By Bruce Stambaugh
I hate getting sick, absolutely hate it. But then, who doesn’t?
I wasn’t alone in my winter woes. Lots of people everywhere were sick with a wide variety of ailments.
Initially, I had a minor infection which one doctor had diagnosed and prescribed an appropriate antibiotic. Take the pills and it will get better. I did and it did, except that I started to feel worse, but in a different way.
I had no energy. I started to cough. I sneezed from time to time, too. My wife fled to the guest bedroom.
I slept, but when I woke I felt worse. I also dreamed crazy stuff, worse than the ones where I dream of being in the middle of a large crowd wearing no pants. At least I hope those were dreams.
I ached all over. My stomach rumbled, but fortunately, nothing more. I had gotten my flu shot. Maybe this strain wasn’t in the shot.
I went to bed chilling. The next morning I woke before 5 with a fever. I tossed and turned for a couple more hours until I called the doctor, who told me what I already knew. Go to the emergency room.
I felt horrible. I could hardly stand up straight. My breathing was short and labored.
I coughed and wheezed my way into the emergency room. The personnel there couldn’t have been nicer, even the ones that took my blood. They were just doing their jobs and they did them magnificently.
The doctor told me I had clinical pneumonia. The discharge papers said acute bronchitis. I wasn’t going to haggle over semantics. I was a sick puppy, and I just wanted to go home.
Like a good patient, I drank and drank and drank, hot tea, water, juices. I ate some, too. Mostly, I slept. Of course, I took more prescribed medications, which probably added to my drowsiness.
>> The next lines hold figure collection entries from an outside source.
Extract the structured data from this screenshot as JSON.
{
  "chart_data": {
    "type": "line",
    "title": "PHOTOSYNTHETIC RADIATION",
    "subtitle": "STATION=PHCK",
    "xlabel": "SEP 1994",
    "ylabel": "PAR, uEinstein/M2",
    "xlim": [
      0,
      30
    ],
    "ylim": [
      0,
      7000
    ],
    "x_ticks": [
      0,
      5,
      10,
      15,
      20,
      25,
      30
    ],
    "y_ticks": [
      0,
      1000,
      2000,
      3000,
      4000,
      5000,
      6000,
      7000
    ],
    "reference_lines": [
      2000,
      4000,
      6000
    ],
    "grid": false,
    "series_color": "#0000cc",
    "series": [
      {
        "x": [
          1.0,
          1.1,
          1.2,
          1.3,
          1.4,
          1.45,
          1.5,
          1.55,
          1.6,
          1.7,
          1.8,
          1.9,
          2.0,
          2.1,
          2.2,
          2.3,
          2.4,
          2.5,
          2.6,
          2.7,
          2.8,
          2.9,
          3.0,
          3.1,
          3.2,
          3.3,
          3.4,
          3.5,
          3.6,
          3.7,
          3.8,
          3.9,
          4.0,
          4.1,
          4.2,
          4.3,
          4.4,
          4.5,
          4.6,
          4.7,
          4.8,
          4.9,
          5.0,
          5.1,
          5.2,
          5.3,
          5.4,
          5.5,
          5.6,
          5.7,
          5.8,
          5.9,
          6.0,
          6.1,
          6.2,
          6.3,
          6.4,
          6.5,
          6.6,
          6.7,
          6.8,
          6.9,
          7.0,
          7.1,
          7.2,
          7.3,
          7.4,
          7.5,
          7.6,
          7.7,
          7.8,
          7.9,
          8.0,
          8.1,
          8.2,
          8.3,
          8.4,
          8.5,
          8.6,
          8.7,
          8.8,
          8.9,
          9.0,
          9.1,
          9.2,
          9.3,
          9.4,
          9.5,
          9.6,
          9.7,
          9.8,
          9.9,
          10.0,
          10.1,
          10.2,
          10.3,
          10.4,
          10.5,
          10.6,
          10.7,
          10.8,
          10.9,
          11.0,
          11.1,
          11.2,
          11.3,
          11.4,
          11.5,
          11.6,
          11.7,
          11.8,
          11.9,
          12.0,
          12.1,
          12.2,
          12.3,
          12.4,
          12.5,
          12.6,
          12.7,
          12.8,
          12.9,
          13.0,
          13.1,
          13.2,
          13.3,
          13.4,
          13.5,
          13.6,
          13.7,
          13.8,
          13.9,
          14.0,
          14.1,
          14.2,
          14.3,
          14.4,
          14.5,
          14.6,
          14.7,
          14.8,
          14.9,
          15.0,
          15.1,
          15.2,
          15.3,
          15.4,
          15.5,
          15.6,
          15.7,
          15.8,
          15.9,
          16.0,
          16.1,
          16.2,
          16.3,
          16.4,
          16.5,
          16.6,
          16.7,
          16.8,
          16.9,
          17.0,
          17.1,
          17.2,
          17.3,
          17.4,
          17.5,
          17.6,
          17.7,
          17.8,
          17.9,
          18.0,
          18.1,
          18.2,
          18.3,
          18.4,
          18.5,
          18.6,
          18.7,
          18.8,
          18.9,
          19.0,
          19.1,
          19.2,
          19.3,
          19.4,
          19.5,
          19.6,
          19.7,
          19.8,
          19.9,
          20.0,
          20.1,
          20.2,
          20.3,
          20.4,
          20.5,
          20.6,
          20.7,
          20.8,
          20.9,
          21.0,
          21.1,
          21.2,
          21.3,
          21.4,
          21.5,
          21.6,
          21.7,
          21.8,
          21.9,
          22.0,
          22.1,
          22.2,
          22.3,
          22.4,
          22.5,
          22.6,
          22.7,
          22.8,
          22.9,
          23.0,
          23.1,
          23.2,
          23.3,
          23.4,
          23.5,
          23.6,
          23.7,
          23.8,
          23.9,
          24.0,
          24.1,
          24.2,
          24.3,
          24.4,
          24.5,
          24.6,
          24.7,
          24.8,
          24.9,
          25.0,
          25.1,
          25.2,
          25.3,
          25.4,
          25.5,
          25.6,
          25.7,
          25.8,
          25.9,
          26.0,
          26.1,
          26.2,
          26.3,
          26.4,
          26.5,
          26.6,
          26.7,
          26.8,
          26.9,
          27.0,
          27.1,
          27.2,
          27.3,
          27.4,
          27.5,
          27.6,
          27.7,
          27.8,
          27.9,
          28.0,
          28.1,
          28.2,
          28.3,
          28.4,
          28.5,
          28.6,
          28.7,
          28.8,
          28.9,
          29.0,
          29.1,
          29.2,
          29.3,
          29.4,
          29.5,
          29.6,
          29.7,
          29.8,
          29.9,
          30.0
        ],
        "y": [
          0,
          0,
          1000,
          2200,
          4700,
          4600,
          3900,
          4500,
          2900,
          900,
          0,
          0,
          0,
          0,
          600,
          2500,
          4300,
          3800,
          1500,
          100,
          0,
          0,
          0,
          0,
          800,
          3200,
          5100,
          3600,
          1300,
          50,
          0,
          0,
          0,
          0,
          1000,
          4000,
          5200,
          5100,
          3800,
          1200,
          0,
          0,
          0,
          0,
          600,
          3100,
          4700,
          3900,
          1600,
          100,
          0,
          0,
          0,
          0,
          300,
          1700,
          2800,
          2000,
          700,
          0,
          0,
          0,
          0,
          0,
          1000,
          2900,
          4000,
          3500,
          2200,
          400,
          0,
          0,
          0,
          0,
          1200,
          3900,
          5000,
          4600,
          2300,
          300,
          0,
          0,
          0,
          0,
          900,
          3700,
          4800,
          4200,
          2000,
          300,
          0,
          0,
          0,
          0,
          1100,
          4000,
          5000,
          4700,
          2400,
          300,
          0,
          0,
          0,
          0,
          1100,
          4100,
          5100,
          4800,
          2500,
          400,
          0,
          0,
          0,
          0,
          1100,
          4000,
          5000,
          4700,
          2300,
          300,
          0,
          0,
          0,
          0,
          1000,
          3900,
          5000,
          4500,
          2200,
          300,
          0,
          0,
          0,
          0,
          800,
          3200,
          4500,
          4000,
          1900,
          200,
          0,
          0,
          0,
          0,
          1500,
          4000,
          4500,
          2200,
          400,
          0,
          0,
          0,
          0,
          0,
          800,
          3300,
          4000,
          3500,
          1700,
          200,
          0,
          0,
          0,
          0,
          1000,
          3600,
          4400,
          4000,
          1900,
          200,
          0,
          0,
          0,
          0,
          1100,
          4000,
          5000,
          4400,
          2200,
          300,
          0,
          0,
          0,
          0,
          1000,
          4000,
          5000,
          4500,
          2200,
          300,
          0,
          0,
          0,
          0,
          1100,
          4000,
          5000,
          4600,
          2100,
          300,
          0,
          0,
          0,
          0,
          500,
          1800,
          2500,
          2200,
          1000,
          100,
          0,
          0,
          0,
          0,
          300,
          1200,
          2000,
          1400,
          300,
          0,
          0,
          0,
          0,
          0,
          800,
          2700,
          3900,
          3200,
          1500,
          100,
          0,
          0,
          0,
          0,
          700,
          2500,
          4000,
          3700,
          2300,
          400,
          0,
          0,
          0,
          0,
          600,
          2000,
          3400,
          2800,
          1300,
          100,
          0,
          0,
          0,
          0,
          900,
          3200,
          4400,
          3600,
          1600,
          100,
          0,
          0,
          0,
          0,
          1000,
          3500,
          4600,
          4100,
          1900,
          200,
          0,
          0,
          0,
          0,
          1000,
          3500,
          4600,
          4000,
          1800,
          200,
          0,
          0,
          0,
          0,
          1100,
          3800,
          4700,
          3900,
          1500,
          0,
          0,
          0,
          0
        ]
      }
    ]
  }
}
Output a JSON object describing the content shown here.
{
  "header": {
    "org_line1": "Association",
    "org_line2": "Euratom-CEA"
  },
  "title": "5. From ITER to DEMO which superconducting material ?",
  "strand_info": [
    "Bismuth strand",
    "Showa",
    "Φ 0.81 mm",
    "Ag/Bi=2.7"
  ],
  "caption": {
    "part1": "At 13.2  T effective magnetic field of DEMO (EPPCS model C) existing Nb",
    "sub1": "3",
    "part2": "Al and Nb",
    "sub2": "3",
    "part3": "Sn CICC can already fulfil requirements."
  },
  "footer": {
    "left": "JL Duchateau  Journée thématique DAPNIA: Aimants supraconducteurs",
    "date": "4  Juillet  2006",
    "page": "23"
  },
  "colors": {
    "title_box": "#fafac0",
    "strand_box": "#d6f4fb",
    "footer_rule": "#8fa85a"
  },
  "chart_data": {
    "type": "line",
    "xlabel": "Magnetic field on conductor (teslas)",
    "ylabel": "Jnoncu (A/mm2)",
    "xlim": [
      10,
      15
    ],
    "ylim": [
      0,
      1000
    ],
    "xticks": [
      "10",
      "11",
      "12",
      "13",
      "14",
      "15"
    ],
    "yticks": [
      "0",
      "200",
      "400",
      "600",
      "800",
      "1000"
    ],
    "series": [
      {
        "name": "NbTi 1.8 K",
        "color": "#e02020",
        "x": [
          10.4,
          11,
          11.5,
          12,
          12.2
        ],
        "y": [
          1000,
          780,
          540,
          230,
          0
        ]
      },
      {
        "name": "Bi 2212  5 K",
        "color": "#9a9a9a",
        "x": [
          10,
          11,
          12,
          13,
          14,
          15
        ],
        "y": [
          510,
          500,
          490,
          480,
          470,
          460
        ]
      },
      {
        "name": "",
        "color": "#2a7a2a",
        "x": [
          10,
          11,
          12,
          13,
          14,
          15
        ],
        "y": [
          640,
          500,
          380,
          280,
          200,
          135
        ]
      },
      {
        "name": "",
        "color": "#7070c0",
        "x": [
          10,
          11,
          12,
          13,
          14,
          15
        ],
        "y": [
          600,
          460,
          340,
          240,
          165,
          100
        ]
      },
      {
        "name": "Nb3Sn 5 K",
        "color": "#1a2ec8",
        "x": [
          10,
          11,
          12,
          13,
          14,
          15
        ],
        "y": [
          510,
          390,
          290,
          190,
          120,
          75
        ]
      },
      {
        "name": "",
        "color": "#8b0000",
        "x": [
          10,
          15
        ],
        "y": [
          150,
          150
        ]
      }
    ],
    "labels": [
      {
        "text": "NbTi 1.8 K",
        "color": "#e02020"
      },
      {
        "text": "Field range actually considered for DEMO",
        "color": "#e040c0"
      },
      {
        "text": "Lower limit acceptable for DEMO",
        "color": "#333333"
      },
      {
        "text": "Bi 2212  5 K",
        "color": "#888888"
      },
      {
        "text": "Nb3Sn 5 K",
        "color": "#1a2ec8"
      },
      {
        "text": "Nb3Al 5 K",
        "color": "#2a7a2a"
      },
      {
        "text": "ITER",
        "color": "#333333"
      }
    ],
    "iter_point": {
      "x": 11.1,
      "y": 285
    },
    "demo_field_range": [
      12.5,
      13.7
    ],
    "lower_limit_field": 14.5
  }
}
As time progressed, one symptom led to another. The infection brought the fever. The medication loosened the lungs, which caused me to cough more. The sustained coughing led to some unpleasantries not suitable for family reading. The more I coughed, the worse the headache.
The coughing was the absolute worst part. I sounded like a coon dog chasing a coyote. I didn’t want to be around anybody and nobody needed to be around me. My good wife hid out downstairs.
Once the medications fully kicked in, I slept really well. I would go to bed at 9, wake up at 8 the next morning, get up, clean up, eat breakfast, and take a two-hour nap. I never nap, especially in the morning.
I managed to wake for lunch, which was usually one of my wife’s wonderful homemade soups, chicken noodle, potato, chowder, tomato. After lunch, I’d take another nap.
My eyes watered too much to either read or write. I would cough some more, take more medication, eat supper, watch some college basketball, and then go to bed.
In the slow process of healing that lasted days, I lost track of time. I couldn’t distinguish one day from the other. It was hard to believe that an entire week had lapsed.
I’m hoping this week will be better and that I can get back into a more normal routine. But if that does happen, I’m going to miss those morning and afternoon naps.